Date of Award


Degree Type


Degree Name

Master of Science in Systems Engineering


Mechanical, Industrial and Systems Engineering

First Advisor

Gretchen A. Macht


As climate change in conjunction with the fourth wave of industrialization necessitates the world to move toward a sustainable future, research needs to focus on the intertwined connection between team work and sustainability. Currently, it is unknown whether teams that are successful at accomplishing sustainability-related tasks have different team composition than the teams who are not. This research explored the composition of teams performing sustainability-related tasks in regard to the individuals’ pro-environmental attitude, individuals’ self-reported pro-environmental behavior, individuals’ pro-environmental identity and team cohesion.
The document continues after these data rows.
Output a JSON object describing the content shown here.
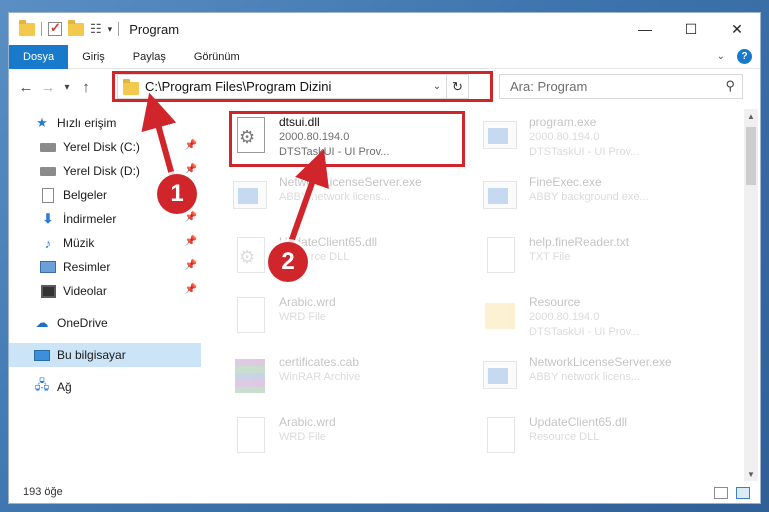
{
  "window": {
    "title": "Program"
  },
  "ribbon": {
    "tabs": [
      {
        "label": "Dosya"
      },
      {
        "label": "Giriş"
      },
      {
        "label": "Paylaş"
      },
      {
        "label": "Görünüm"
      }
    ]
  },
  "address": {
    "path": "C:\\Program Files\\Program Dizini"
  },
  "search": {
    "placeholder": "Ara: Program"
  },
  "sidebar": {
    "items": [
      {
        "label": "Hızlı erişim",
        "icon": "star-icon"
      },
      {
        "label": "Yerel Disk (C:)",
        "icon": "disk-icon",
        "pinned": true
      },
      {
        "label": "Yerel Disk (D:)",
        "icon": "disk-icon",
        "pinned": true
      },
      {
        "label": "Belgeler",
        "icon": "document-icon",
        "pinned": true
      },
      {
        "label": "İndirmeler",
        "icon": "download-icon",
        "pinned": true
      },
      {
        "label": "Müzik",
        "icon": "music-icon",
        "pinned": true
      },
      {
        "label": "Resimler",
        "icon": "picture-icon",
        "pinned": true
      },
      {
        "label": "Videolar",
        "icon": "video-icon",
        "pinned": true
      },
      {
        "label": "OneDrive",
        "icon": "cloud-icon"
      },
      {
        "label": "Bu bilgisayar",
        "icon": "computer-icon",
        "selected": true
      },
      {
        "label": "Ağ",
        "icon": "network-icon"
      }
    ]
  },
  "files": [
    {
      "name": "dtsui.dll",
      "line2": "2000.80.194.0",
      "line3": "DTSTaskUI - UI Prov...",
      "icon": "dll-icon",
      "highlighted": true
    },
    {
      "name": "program.exe",
      "line2": "2000.80.194.0",
      "line3": "DTSTaskUI - UI Prov...",
      "icon": "exe-icon"
    },
    {
      "name": "NetworkLicenseServer.exe",
      "line2": "ABBY network licens...",
      "line3": "",
      "icon": "exe-icon"
    },
    {
      "name": "FineExec.exe",
      "line2": "ABBY background exe...",
      "line3": "",
      "icon": "exe-icon"
    },
    {
      "name": "UpdateClient65.dll",
      "line2": "Resource DLL",
      "line3": "",
      "icon": "dll-icon"
    },
    {
      "name": "help.fineReader.txt",
      "line2": "TXT File",
      "line3": "",
      "icon": "text-file-icon"
    },
    {
      "name": "Arabic.wrd",
      "line2": "WRD File",
      "line3": "",
      "icon": "file-icon"
    },
    {
      "name": "Resource",
      "line2": "2000.80.194.0",
      "line3": "DTSTaskUI - UI Prov...",
      "icon": "folder-icon"
    },
    {
      "name": "certificates.cab",
      "line2": "WinRAR Archive",
      "line3": "",
      "icon": "archive-icon"
    },
    {
      "name": "NetworkLicenseServer.exe",
      "line2": "ABBY network licens...",
      "line3": "",
      "icon": "exe-icon"
    },
    {
      "name": "Arabic.wrd",
      "line2": "WRD File",
      "line3": "",
      "icon": "file-icon"
    },
    {
      "name": "UpdateClient65.dll",
      "line2": "Resource DLL",
      "line3": "",
      "icon": "dll-icon"
    }
  ],
  "status": {
    "item_count": "193 öğe"
  },
  "annotations": {
    "step1": "1",
    "step2": "2",
    "color": "#d0262b"
  },
  "colors": {
    "accent": "#1979ca",
    "selected_bg": "#cce4f7"
  }
}
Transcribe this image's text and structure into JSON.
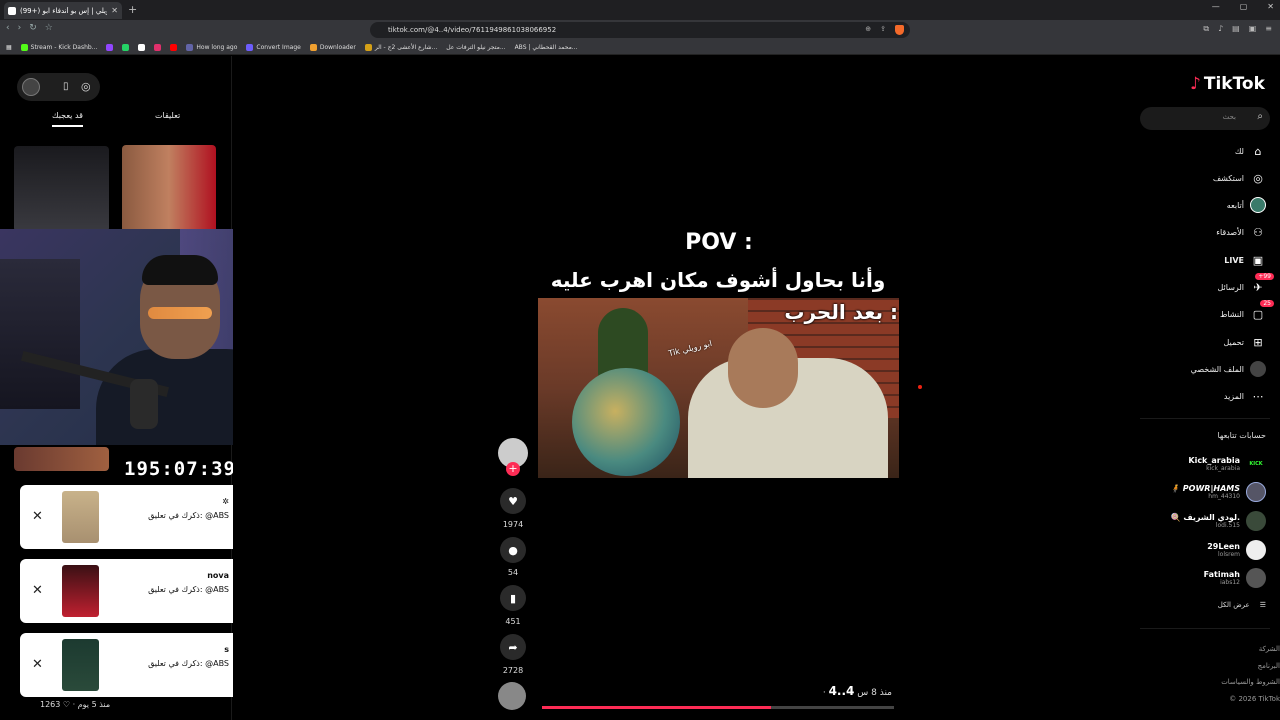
{
  "browser": {
    "tab_title": "(99+) ابو رويلي | إس بو أندفاء ابو",
    "new_tab": "+",
    "url": "tiktok.com/@4..4/video/7611949861038066952",
    "bookmarks": [
      "Stream - Kick Dashb...",
      "How long ago",
      "Convert Image",
      "Downloader",
      "شارع الأعشى 2ج - الر...",
      "متجر نيلو الترفات عل...",
      "ABS | محمد القحطاني..."
    ]
  },
  "left_panel": {
    "tab_comments": "تعليقات",
    "tab_liked": "قد يعجبك",
    "timer": "195:07:39",
    "notifications": [
      {
        "name": "✲",
        "message": "ذكرك في تعليق: @ABS"
      },
      {
        "name": "nova",
        "message": "ذكرك في تعليق: @ABS"
      },
      {
        "name": "s",
        "message": "ذكرك في تعليق: @ABS"
      }
    ],
    "footer_stats": "1263 ♡ · منذ 5 يوم"
  },
  "video": {
    "pov_line1": "POV :",
    "pov_line2": "وأنا بحاول أشوف مكان اهرب عليه",
    "caption": "بعد الحرب :",
    "watermark": "Tik ابو رويلي",
    "likes": "1974",
    "comments": "54",
    "saves": "451",
    "shares": "2728",
    "author": "4..4",
    "time_ago": "· منذ 8 س",
    "progress": 0.65
  },
  "sidebar": {
    "logo": "TikTok",
    "search_placeholder": "بحث",
    "menu": [
      {
        "label": "لك",
        "icon": "home-icon"
      },
      {
        "label": "استكشف",
        "icon": "compass-icon"
      },
      {
        "label": "أتابعه",
        "icon": "avatar-icon"
      },
      {
        "label": "الأصدقاء",
        "icon": "friends-icon"
      },
      {
        "label": "LIVE",
        "icon": "live-icon"
      },
      {
        "label": "الرسائل",
        "icon": "message-icon",
        "badge": "+99"
      },
      {
        "label": "النشاط",
        "icon": "activity-icon",
        "badge": "25"
      },
      {
        "label": "تحميل",
        "icon": "upload-icon"
      },
      {
        "label": "الملف الشخصي",
        "icon": "profile-icon"
      },
      {
        "label": "المزيد",
        "icon": "more-icon"
      }
    ],
    "following_header": "حسابات تتابعها",
    "accounts": [
      {
        "name": "Kick_arabia",
        "handle": "kick_arabia",
        "avatar": "KICK"
      },
      {
        "name": "🧍 POWR|HAMS",
        "handle": "hm_44310",
        "avatar": ""
      },
      {
        "name": "🍭 لودي الشريف.",
        "handle": "lodi.515",
        "avatar": ""
      },
      {
        "name": "29Leen",
        "handle": "lolsrem",
        "avatar": ""
      },
      {
        "name": "Fatimah",
        "handle": "iabs12",
        "avatar": ""
      }
    ],
    "see_all": "عرض الكل",
    "footer": [
      "الشركة",
      "البرنامج",
      "الشروط والسياسات",
      "© 2026 TikTok"
    ]
  },
  "colors": {
    "accent": "#fe2c55",
    "kick_green": "#53fc18",
    "badge_gold": "#f2b233"
  }
}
Data was collected on real-world teams at the U.S. Department of Energy Solar Decathlon, which is a biennial, international competition to inspire collegiate students and faculty to design, build, and operate energy-efficient solar-powered homes. Established tools were used to measure individuals’ pro-environmental attitude (NEP scale), individuals’ self-reported pro-environmental behavior (PEB scale), individuals’ pro-environmental self-identity (PESID scale), and team cohesion (TC scale). Regression models suggest that neither pro-environmental attitude, nor pro-environmental behavior, nor pro-environmental self-identity were a significant predictor for team performance on a sustainability-related project. Team cohesion’s standard deviation was a significant predictor of team performance on a sustainability-related project; indicating that the convergence of individuals’ perceptions of the overall team working together toward achieving this particular project directly aligned with a successful outcome. Furthermore, a posteriori explorations identified a difference in team composition between sustainability-related project performance and overall team performance.